Reportagem de Aline Campelo e Sanny Alves
Para muitos, essa verdade não está apenas nos números, está na própria vida. É o caso de Itajaci, ex-dependente de cocaína, que carrega no olhar a memória de um passado difícil. “Muitas vezes a droga aparece muito bem fantasiada. Com 26, 27 anos eu me envolvi com a cocaína e usei aí durante uns 10, 15 anos, mais ou menos. Não houve nada de lucro, foi só prejuízo”, testemunhou o aposentado da Abin, Itajaci Costa do Nascimento.
E o Idelmar conhece de perto o peso da dependência. O álcool foi prisão e sofrimento por anos, mas a história ganhou novo rumo na pastoral da sobriedade. “Foi descoberto um tumor na minha cabeça. Eu bebia remédio controlado e bebia a cachaça. Fiquei meses internado. Fiquei meses. Foi onde eu comecei a me reencontrar com Deus”, relembrou o recuperado da dependência de álcool, Idelmar Nunes Santana.

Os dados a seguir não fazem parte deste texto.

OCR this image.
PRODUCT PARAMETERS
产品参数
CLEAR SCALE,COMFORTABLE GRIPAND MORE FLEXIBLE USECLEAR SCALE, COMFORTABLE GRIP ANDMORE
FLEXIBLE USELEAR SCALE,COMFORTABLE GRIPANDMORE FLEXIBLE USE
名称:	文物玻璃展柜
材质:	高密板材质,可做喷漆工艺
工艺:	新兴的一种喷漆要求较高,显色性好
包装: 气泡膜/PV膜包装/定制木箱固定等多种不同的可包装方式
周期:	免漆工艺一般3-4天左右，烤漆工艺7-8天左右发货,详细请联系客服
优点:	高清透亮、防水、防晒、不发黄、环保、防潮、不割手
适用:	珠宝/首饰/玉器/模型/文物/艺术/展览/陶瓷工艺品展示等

Conclusões da pesquisa mostram que a espiritualidade está associada à redução de pelo menos 13% no risco de dependência de álcool e outras drogas. Entre pessoas que cultivam práticas espirituais e exercitam a fé de forma constante, essa redução pode chegar a 18%.
O efeito é observado tanto na prevenção, ajudando a evitar o início do uso quanto na recuperação.
A ciência aponta caminhos, mas histórias como as de Itajaci e Idelmar mostram que a fé vai além, resgata, fortalece e devolve o sentido da vida. “Voltei a ser chamado de pai, voltei a ser chamado de meu amor. Eu, graças a Deus, encontrei nesse caminho essa coisa chamada misericórdia de Deus”, expressou Itajaci.
“É tudo na minha vida. Foi a maior alegria da minha família. É, bebida é só água agora”, completou Idelmar.